How do I sort a pandas DataFrame by one column?
I have a pandas DataFrame with three columns:
0 1 2
0 354.7 April 4.0
1 55.4 August 8.0
2 176.5 December 12.0
3 95.5 February 2.0
4 85.6 January 1.0
5 152 July 7.0
6 238.7 June 6.0
7 104.8 March 3.0
8 283.5 May 5.0
9 278.8 November 11.0
10 249.6 October 10.0
11 212.7 September 9.0
Since the months in column 1 are not in calendar order, I created a second column with the corresponding month numbers (1-12). How can I use pandas sort by column
to reorder the DataFrame based on this numerical column?
Sorting a DataFrame is pretty straightforward in pandas. You can use sort_values()

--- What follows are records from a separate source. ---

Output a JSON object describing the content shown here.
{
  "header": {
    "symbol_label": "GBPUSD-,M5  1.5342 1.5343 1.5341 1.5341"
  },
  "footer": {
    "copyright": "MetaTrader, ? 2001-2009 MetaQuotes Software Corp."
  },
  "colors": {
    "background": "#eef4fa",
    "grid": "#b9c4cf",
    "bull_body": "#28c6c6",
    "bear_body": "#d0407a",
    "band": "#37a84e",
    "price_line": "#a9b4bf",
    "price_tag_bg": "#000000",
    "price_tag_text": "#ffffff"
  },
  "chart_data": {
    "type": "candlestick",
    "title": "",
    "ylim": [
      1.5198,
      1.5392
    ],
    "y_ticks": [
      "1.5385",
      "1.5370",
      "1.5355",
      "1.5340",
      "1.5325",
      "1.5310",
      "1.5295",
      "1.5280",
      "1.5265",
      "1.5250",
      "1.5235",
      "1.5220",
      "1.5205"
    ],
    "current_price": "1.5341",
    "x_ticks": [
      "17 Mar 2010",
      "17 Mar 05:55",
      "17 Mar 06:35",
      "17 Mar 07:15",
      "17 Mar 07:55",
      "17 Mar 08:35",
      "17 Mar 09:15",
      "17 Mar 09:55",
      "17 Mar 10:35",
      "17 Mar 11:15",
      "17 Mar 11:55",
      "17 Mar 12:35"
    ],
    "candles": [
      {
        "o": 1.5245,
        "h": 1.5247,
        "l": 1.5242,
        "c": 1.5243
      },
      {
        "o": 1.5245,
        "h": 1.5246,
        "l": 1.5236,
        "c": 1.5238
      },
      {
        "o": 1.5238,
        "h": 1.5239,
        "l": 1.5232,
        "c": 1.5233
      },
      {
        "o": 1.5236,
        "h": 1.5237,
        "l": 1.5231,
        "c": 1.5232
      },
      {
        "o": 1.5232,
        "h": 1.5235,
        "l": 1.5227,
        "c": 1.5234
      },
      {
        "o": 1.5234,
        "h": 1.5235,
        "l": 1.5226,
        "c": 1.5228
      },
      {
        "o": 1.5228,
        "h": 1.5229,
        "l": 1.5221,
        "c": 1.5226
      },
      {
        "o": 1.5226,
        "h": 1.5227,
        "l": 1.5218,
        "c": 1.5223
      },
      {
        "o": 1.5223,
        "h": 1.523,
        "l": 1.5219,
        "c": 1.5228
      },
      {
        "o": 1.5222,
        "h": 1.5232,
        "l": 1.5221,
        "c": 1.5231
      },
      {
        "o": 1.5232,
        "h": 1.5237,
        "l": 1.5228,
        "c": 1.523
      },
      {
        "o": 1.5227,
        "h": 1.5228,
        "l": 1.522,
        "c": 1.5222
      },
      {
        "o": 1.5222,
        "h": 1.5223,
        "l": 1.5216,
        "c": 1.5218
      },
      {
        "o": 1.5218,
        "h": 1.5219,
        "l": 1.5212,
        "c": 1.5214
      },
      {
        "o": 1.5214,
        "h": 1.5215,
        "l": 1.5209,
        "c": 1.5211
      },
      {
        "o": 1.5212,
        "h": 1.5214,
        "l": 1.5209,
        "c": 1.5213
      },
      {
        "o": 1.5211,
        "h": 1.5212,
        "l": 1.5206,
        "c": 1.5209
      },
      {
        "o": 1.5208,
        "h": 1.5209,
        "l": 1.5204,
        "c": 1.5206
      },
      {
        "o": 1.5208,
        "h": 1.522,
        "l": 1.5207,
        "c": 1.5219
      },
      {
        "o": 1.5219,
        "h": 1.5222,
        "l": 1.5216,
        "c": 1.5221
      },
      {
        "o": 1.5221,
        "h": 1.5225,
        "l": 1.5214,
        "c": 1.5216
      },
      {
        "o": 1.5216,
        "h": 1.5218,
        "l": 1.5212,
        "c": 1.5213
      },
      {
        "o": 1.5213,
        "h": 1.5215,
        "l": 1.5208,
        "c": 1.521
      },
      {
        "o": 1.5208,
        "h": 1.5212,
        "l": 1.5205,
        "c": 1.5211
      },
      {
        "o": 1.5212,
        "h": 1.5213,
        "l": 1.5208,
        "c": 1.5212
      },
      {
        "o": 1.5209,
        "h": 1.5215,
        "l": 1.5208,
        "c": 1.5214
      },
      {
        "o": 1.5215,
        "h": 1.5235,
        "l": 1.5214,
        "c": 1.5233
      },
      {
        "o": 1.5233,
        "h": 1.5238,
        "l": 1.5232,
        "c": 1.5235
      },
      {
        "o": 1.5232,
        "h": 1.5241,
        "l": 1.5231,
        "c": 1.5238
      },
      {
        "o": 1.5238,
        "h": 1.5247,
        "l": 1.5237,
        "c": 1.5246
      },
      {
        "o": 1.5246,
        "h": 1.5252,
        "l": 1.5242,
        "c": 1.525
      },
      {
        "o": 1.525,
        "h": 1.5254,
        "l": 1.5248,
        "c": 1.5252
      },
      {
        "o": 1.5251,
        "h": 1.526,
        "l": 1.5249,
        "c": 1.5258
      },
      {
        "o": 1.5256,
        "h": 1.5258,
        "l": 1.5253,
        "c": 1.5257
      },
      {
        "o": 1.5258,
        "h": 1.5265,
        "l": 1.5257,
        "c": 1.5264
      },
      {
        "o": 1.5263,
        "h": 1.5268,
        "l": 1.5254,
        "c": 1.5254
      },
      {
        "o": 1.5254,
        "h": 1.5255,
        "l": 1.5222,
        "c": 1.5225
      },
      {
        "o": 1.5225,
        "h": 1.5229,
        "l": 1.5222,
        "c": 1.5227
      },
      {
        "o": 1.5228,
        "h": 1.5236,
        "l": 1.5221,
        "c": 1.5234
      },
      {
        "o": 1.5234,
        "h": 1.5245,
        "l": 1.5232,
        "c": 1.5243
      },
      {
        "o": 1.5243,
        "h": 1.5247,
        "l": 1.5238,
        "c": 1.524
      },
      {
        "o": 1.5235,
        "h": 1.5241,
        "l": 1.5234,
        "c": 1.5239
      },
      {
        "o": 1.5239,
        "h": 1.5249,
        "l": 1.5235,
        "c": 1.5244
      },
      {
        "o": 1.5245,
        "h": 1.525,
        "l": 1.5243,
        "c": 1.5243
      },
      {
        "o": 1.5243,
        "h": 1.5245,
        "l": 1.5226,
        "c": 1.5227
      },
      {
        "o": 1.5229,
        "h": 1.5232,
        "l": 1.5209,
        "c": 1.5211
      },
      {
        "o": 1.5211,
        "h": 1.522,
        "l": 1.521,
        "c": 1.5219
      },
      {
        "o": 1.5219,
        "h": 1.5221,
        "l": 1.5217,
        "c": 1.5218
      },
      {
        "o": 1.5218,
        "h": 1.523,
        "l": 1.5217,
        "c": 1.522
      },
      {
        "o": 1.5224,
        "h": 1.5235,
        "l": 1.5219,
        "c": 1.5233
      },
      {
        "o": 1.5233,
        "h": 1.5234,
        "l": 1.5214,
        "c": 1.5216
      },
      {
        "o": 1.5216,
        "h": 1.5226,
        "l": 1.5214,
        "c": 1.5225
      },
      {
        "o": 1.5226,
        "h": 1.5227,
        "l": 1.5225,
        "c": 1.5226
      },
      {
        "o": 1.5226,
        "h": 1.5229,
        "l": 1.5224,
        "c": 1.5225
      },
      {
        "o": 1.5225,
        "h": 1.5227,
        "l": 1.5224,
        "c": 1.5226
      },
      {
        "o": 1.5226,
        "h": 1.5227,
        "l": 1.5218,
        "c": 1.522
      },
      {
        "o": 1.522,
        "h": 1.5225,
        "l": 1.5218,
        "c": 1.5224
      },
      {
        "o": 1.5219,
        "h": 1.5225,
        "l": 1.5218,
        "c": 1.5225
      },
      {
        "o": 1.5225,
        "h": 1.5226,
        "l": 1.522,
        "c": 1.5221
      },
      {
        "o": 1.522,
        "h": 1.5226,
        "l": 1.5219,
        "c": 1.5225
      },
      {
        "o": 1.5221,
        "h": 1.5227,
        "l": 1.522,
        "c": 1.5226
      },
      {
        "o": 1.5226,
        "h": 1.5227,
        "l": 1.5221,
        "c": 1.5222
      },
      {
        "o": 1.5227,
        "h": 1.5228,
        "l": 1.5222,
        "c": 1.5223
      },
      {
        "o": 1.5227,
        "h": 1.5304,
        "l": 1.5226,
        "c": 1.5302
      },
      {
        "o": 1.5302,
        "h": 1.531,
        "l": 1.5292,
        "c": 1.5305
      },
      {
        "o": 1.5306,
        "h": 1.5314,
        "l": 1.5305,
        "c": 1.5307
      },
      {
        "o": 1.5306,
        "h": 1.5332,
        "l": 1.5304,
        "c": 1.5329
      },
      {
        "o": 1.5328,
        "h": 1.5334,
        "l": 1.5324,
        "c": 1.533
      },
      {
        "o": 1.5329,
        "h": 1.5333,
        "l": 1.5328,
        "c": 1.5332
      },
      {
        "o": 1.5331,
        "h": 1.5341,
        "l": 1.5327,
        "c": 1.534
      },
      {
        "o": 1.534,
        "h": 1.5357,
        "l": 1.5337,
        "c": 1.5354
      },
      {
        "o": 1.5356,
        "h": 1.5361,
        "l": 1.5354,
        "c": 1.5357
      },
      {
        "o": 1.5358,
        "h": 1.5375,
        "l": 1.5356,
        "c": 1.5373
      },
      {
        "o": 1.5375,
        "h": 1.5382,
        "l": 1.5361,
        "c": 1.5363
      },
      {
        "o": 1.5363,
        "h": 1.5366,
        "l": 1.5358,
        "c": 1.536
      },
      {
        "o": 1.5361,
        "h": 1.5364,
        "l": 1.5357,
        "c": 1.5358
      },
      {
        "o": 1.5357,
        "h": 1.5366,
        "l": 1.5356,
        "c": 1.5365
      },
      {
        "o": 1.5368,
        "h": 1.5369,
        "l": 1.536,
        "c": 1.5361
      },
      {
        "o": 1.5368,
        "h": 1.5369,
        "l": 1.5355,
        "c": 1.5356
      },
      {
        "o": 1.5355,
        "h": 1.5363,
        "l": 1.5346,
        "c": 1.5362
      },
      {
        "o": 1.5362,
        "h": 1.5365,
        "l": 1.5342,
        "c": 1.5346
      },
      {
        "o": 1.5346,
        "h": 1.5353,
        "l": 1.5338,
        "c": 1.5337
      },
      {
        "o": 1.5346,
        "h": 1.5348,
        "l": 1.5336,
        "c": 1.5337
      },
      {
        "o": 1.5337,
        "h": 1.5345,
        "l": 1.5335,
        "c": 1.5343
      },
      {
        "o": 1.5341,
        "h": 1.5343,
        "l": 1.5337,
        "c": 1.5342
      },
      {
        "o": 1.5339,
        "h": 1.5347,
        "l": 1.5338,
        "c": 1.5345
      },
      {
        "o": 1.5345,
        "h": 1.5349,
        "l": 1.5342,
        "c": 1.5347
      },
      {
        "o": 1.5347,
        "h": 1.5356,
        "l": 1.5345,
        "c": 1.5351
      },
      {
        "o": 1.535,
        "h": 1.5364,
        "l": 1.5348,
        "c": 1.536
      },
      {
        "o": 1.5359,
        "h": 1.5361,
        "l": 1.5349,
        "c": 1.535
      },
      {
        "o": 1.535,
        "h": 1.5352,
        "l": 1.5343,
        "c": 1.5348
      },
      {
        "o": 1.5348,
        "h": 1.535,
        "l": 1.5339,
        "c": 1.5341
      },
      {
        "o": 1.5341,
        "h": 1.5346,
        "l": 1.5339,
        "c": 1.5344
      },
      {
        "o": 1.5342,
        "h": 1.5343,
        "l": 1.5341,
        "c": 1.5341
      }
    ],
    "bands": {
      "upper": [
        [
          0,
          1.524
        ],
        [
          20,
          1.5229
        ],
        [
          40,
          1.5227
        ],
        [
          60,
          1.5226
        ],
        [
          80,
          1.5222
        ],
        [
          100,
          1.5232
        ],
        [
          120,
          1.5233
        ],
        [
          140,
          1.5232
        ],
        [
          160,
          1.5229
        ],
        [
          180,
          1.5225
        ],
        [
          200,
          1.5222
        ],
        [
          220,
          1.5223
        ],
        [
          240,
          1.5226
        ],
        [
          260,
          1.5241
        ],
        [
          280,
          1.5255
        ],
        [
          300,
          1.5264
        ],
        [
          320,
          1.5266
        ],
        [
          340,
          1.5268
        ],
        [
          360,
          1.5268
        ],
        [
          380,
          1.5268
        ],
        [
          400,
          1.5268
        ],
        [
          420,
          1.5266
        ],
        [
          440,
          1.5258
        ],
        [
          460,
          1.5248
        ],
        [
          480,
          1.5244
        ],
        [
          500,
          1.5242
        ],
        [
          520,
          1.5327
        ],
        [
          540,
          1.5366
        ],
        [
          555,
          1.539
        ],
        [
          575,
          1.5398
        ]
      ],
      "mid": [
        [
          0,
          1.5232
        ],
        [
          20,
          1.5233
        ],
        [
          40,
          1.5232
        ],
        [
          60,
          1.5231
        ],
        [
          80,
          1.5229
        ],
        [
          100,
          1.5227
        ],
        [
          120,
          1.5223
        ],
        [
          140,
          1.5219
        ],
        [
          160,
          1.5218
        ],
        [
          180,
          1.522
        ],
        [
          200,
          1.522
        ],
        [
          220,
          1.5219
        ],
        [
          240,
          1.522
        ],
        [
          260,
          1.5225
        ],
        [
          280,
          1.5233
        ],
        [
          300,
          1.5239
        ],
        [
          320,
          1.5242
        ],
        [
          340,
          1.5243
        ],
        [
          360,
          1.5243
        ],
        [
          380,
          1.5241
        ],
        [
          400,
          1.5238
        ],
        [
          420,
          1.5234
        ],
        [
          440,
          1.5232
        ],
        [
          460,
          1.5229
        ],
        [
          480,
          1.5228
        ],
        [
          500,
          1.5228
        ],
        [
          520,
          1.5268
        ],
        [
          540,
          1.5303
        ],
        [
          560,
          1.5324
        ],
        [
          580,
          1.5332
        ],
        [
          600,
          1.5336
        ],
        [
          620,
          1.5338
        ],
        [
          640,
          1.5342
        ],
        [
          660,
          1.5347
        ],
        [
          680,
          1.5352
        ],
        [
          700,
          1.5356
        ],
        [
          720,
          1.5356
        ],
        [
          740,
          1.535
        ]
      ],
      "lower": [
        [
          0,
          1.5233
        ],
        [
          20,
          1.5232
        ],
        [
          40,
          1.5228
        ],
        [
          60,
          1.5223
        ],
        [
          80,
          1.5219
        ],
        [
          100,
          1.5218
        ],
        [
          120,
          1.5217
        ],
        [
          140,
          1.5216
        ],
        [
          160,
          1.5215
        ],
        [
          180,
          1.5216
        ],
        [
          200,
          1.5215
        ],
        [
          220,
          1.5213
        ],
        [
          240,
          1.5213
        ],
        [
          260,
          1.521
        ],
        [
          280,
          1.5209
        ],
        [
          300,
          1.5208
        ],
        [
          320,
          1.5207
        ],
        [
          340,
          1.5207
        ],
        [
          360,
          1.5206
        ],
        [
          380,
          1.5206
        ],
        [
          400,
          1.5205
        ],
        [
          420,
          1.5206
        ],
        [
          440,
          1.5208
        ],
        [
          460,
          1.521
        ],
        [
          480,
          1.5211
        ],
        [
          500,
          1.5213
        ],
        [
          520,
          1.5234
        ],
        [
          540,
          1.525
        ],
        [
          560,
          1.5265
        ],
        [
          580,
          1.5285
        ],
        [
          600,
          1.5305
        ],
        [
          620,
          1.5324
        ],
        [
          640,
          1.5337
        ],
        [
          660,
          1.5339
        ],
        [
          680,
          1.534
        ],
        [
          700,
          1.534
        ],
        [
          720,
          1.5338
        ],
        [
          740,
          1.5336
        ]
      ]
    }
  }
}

to sort based on a specific column. In this case, since column 2
represents the numerical month order, you can sort the DataFrame like this:
df = df.sort_values(by=2) # Sorting by the month number column
This will reorder the DataFrame so that January (1) comes first and December (12) comes last. The pandas sort by column
method makes this super easy!
If you want to modify the DataFrame directly without reassigning it to a new variable, you can use the inplace=True
parameter. This updates the DataFrame in place instead of returning a new one:
df.sort_values(by=2, inplace=True)
This is especially useful when you don’t need to keep the original order. Just a small tweak, but it makes working with pandas sort by column
even more efficient!
Sometimes, sorting by a single column isn’t enough—what if two rows have the same month number? In that case, you can add a secondary sorting criterion. For example, if you want to break ties by sorting based on column 0
as well, you can do this:
df = df.sort_values(by=[2, 0]) # Sort by month number, then by the first column
This ensures that if two months are the same, the sorting will fall back to column 0
for ordering. A small but powerful trick in pandas sort by column
when dealing with more complex data!